Professor of marketing at NYU and outspoken provocateur Scott Galloway took the stage on the first day of SXSW to outline his top predictions for the next one to three years.
The metaverse was one of his dominant talking points during an annual appearance at the conference that covered topics from tech to finance to foreign relations. Galloway spoke on Meta and his lack of confidence in the company’s vision, NFTs and the future of leading marketplace OpenSea, as well as the opportunities in crypto that could be awaiting luxury brands.
Here are some of his boldest predictions for the metaverse and its technologies.
Meta’s metaverse will fail
Galloway does not think the company formerly known as Facebook will succeed in building out its vision for the metaverse. He said, with a heavy dose of mockery, that Meta rebranded to distract from the host of issues affecting its company, has done a poor job in diversifying its revenue (which is mostly advertising) and that its major loss in market cap is a bad sign for its future endeavors.
He also cited a lack of confidence in Meta’s wearable products like the Oculus headset, which he calls “the tech hardware failure of the last decade.”
On the contrary, Galloway is bullish on another tech giant’s vision for the space …

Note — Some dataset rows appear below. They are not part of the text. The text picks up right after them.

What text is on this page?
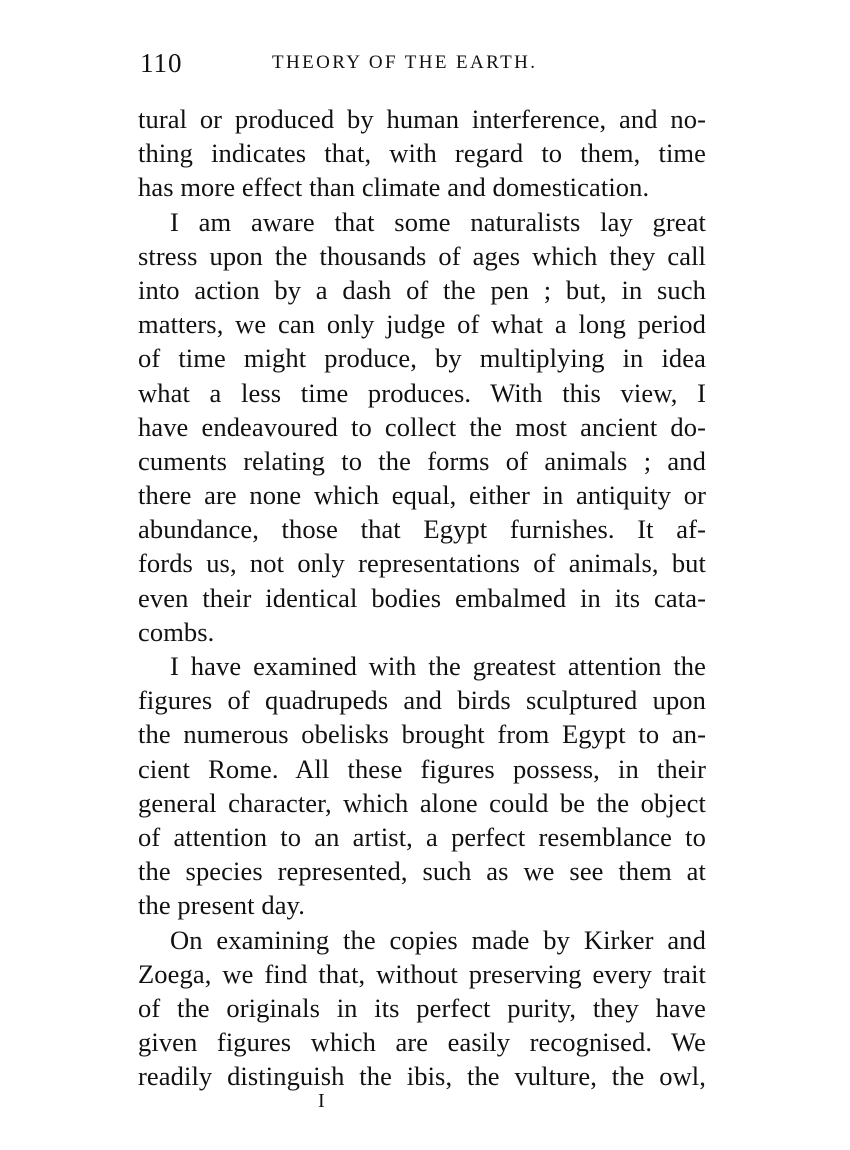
110	THEORY OF THE EARTH.
tural or produced by human interference, and no-
thing indicates that, with regard to them, time
has more effect than climate and domestication.
I am aware that some naturalists lay great
stress upon the thousands of ages which they call
into action by a dash of the pen ; but, in such
matters, we can only judge of what a long period
of time might produce, by multiplying in idea
what a less time produces. With this view, I
have endeavoured to collect the most ancient do-
cuments relating to the forms of animals ; and
there are none which equal, either in antiquity or
abundance, those that Egypt furnishes. It af-
fords us, not only representations of animals, but
even their identical bodies embalmed in its cata-
combs.
I have examined with the greatest attention the
figures of quadrupeds and birds sculptured upon
the numerous obelisks brought from Egypt to an-
cient Rome. All these figures possess, in their
general character, which alone could be the object
of attention to an artist, a perfect resemblance to
the species represented, such as we see them at
the present day.
On examining the copies made by Kirker and
Zoega, we find that, without preserving every trait
of the originals in its perfect purity, they have
given figures which are easily recognised. We
readily distinguish the ibis, the vulture, the owl,
I
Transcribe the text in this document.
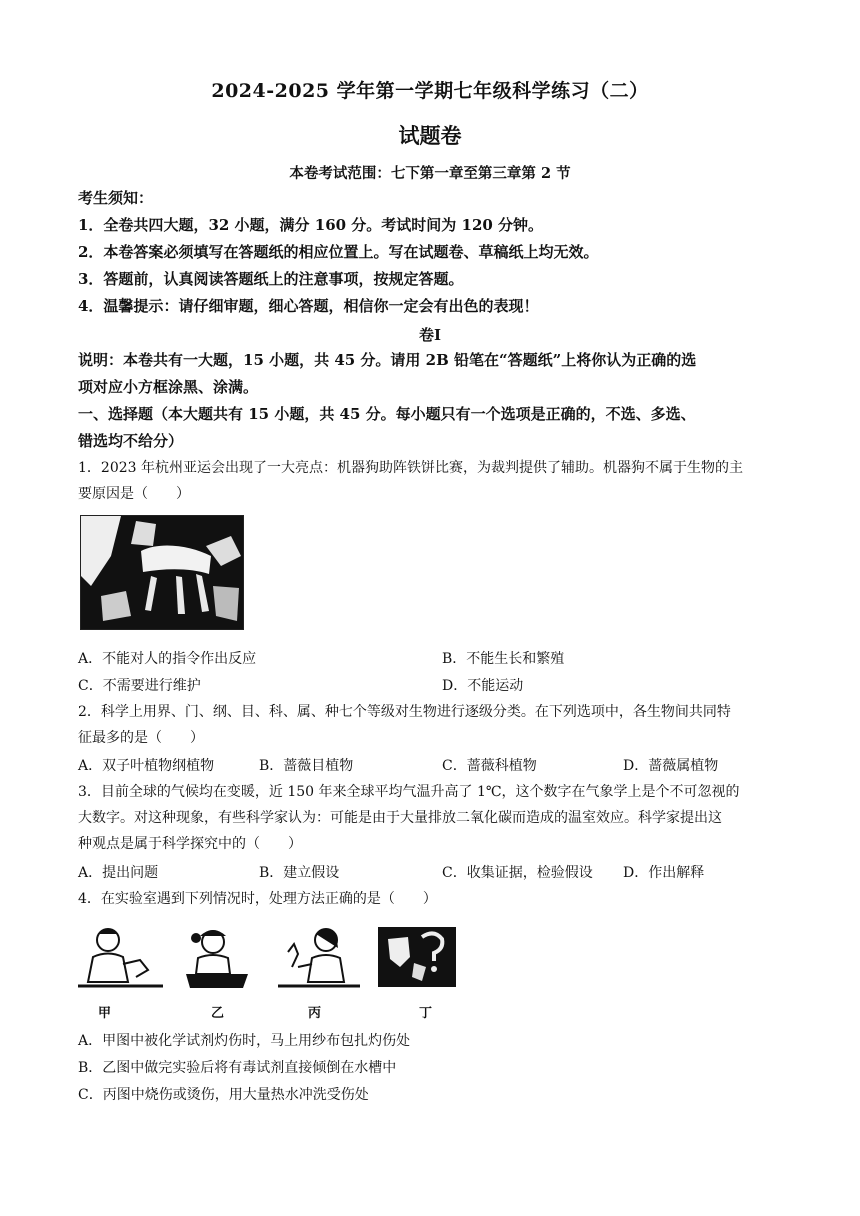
2024-2025 学年第一学期七年级科学练习（二）
试题卷
本卷考试范围：七下第一章至第三章第 2 节
考生须知：
1．全卷共四大题，32 小题，满分 160 分。考试时间为 120 分钟。
2．本卷答案必须填写在答题纸的相应位置上。写在试题卷、草稿纸上均无效。
3．答题前，认真阅读答题纸上的注意事项，按规定答题。
4．温馨提示：请仔细审题，细心答题，相信你一定会有出色的表现！
卷Ⅰ
说明：本卷共有一大题，15 小题，共 45 分。请用 2B 铅笔在“答题纸”上将你认为正确的选
项对应小方框涂黑、涂满。
一、选择题（本大题共有 15 小题，共 45 分。每小题只有一个选项是正确的，不选、多选、
错选均不给分）
1．2023 年杭州亚运会出现了一大亮点：机器狗助阵铁饼比赛，为裁判提供了辅助。机器狗不属于生物的主
要原因是（　　）
A．不能对人的指令作出反应	B．不能生长和繁殖
C．不需要进行维护	D．不能运动
2．科学上用界、门、纲、目、科、属、种七个等级对生物进行逐级分类。在下列选项中，各生物间共同特
征最多的是（　　）
A．双子叶植物纲植物	B．蔷薇目植物	C．蔷薇科植物	D．蔷薇属植物
3．目前全球的气候均在变暖，近 150 年来全球平均气温升高了 1℃，这个数字在气象学上是个不可忽视的
大数字。对这种现象，有些科学家认为：可能是由于大量排放二氧化碳而造成的温室效应。科学家提出这
种观点是属于科学探究中的（　　）
A．提出问题	B．建立假设	C．收集证据，检验假设 D．作出解释
4．在实验室遇到下列情况时，处理方法正确的是（　　）
甲	乙	丙	丁
A．甲图中被化学试剂灼伤时，马上用纱布包扎灼伤处
B．乙图中做完实验后将有毒试剂直接倾倒在水槽中
C．丙图中烧伤或烫伤，用大量热水冲洗受伤处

Apple is winning the metaverse
This prediction may come as a surprise considering Apple has not actually announced any vision for the metaverse. But Galloway said that its App Store is the closest approximation to a metaverse, with easy interoperability between spaces and mass adoption.
AirPods are also the only wearable that has succeeded, he said, and provide a portal into an audio-focused metaverse. Along with the iPhone, which acts as a kind of central server, this technology has already proved its value to the public—a far cry from the lack of success so far seen by Meta’s Oculus.

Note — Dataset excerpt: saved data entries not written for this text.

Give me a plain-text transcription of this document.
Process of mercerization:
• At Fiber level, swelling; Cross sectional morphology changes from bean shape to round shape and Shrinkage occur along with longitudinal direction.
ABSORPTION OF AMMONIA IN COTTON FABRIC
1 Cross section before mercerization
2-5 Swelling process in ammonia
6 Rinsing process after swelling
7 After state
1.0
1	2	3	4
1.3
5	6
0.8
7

A luxury brand could develop a successful crypto coin
Similar to how luxury retailers like Gucci and Prada have dropped NFTs for consumers to show status, a brand could create a crypto coin to heighten its community’s rewards and deepen loyalty.
In this situation, Galloway outlines a luxury brand like Chanel offering a rare coin whose price skyrockets via speculation and the benefits of rare ownership, such as exclusive rights to its IP in the metaverse and access to special products.

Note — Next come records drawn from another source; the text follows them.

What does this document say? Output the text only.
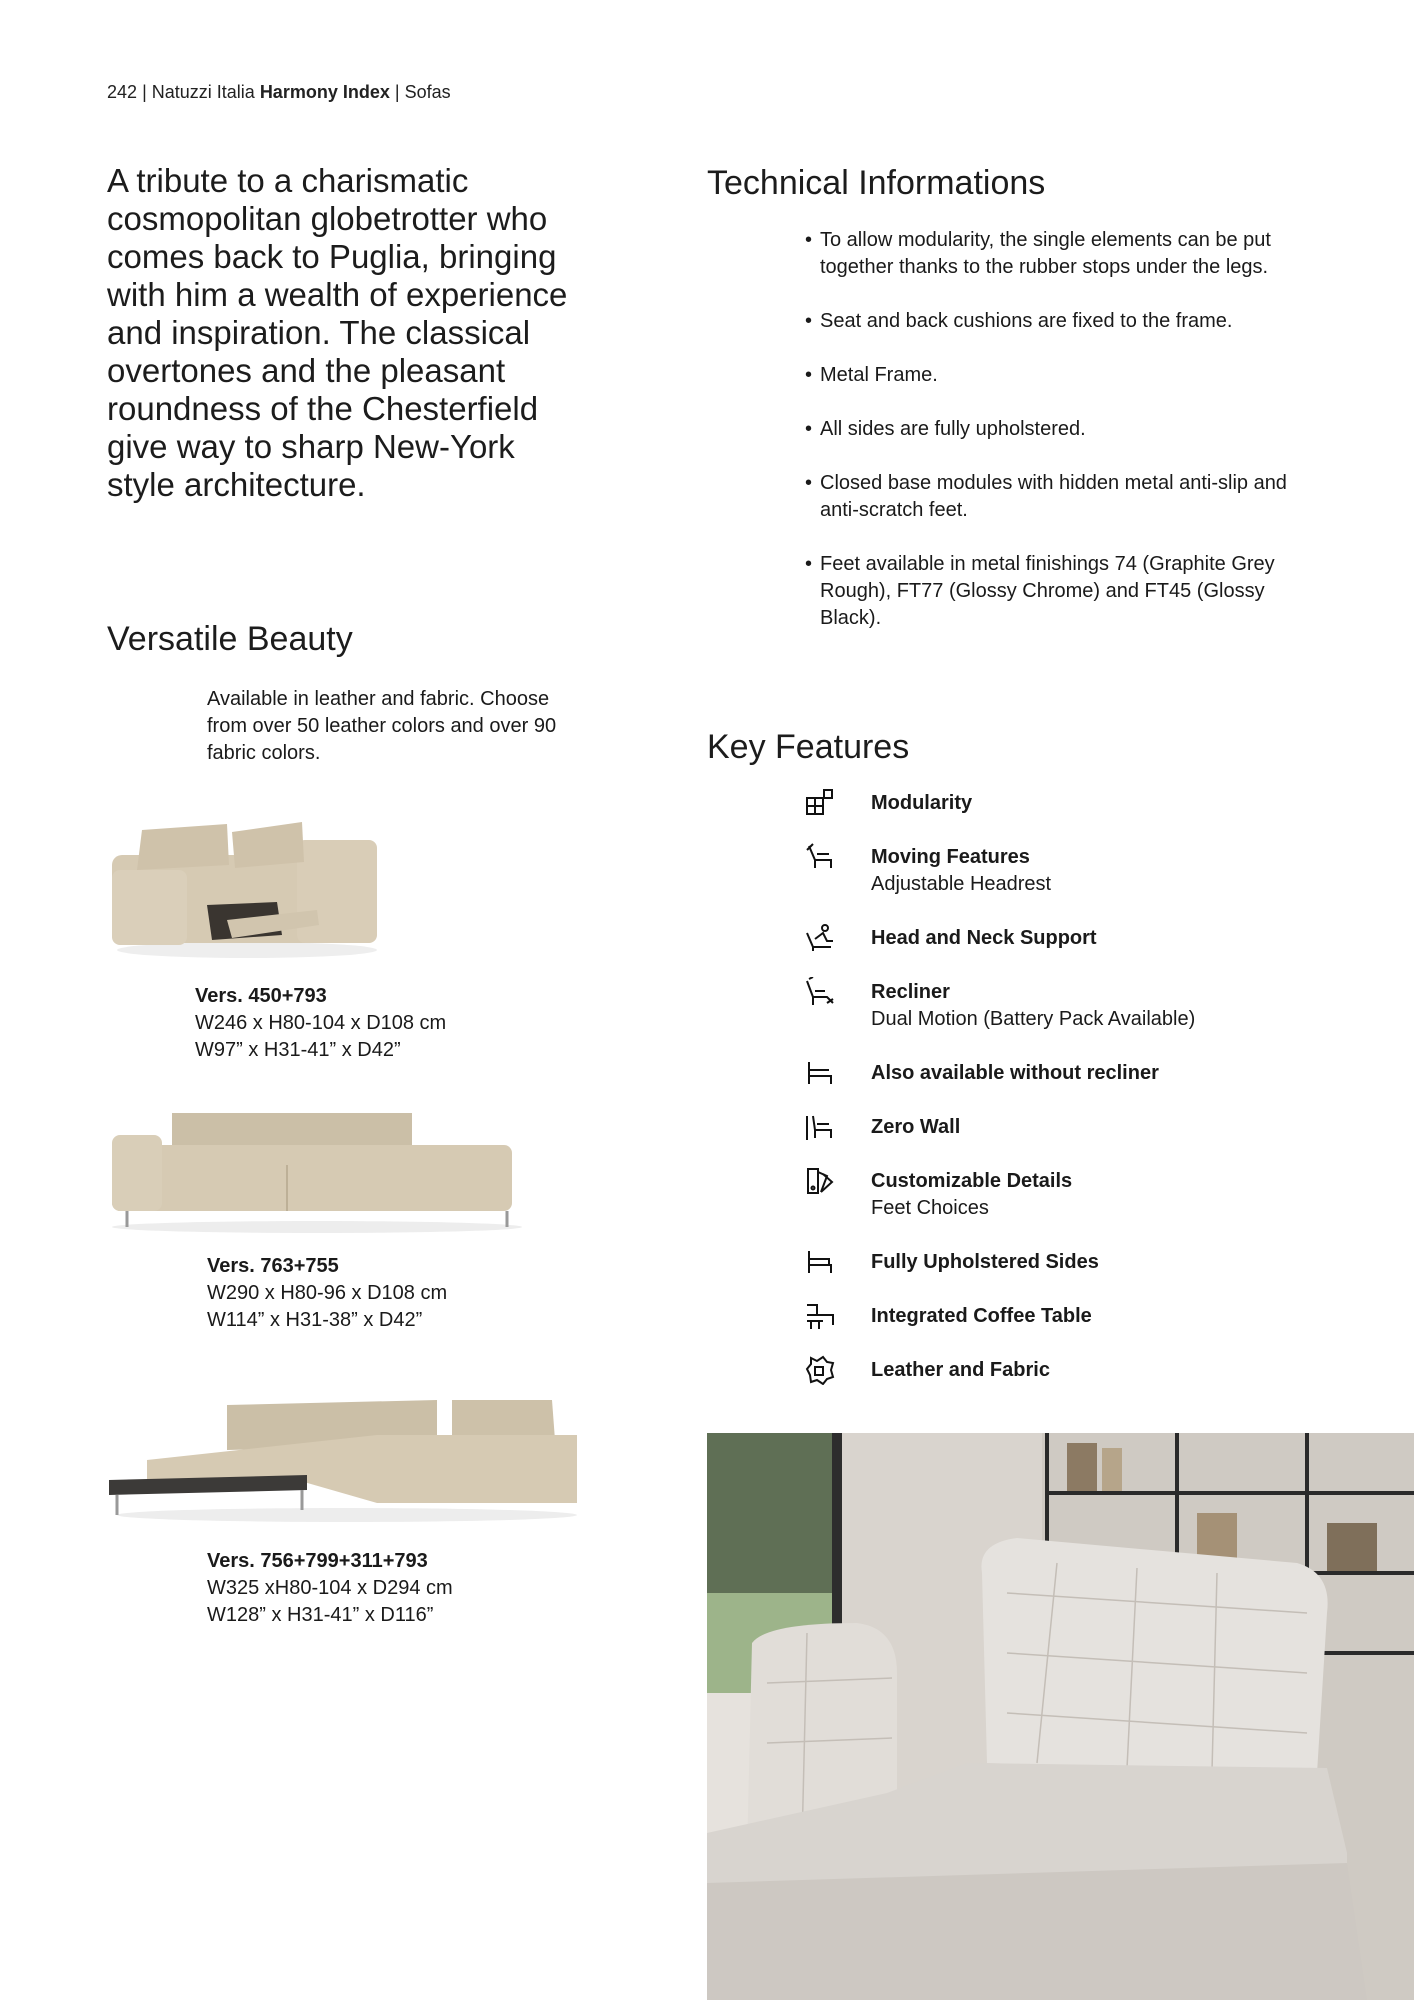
242 | Natuzzi Italia Harmony Index | Sofas
A tribute to a charismatic cosmopolitan globetrotter who comes back to Puglia, bringing with him a wealth of experience and inspiration. The classical overtones and the pleasant roundness of the Chesterfield give way to sharp New-York style architecture.
Versatile Beauty
Available in leather and fabric. Choose from over 50 leather colors and over 90 fabric colors.
Vers. 450+793
W246 x H80-104 x D108 cm
W97” x H31-41” x D42”
Vers. 763+755
W290 x H80-96 x D108 cm
W114” x H31-38” x D42”
Vers. 756+799+311+793
W325 xH80-104 x D294 cm
W128” x H31-41” x D116”
Technical Informations
• To allow modularity, the single elements can be put together thanks to the rubber stops under the legs.
• Seat and back cushions are fixed to the frame.
• Metal Frame.
• All sides are fully upholstered.
• Closed base modules with hidden metal anti-slip and anti-scratch feet.
• Feet available in metal finishings 74 (Graphite Grey Rough), FT77 (Glossy Chrome) and FT45 (Glossy Black).
Key Features
Modularity
Moving Features
Adjustable Headrest
Head and Neck Support
Recliner
Dual Motion (Battery Pack Available)
Also available without recliner
Zero Wall
Customizable Details
Feet Choices
Fully Upholstered Sides
Integrated Coffee Table
Leather and Fabric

If a brand monetized scarcity in this way, Galloway foresees their coin going for hundreds of thousands of dollars, capitalizing on the hype that has driven altcoins—coins that are not bitcoin— like Dogecoin and Shiba Inu, but with real rewards and community to offer.
OpenSea’s valuation will double
Galloway is bullish on NFTs, believing that digital assets will only increasingly signal status—in the tradition of fancy clothes and luxury cars—as life moves more online.
Marketplace OpenSea, which has been responsible for 98% of Ethereum-based NFT sales, will double in value over the next year, according to Galloway. More so than his other predictions, this one is backed by real numbers; at the start of the year, the company raised a funding round that valued its business at $13.3 billion. Compared to its valuation in July of $1.5 billion, OpenSea shows that as long as NFTs continue to grow in popularity, so will its platform.
Media companies and sports franchises will also benefit from the growth of NFTs, said Galloway, who sees these entities as “reservoirs” of content that could be turned into sellable tokens.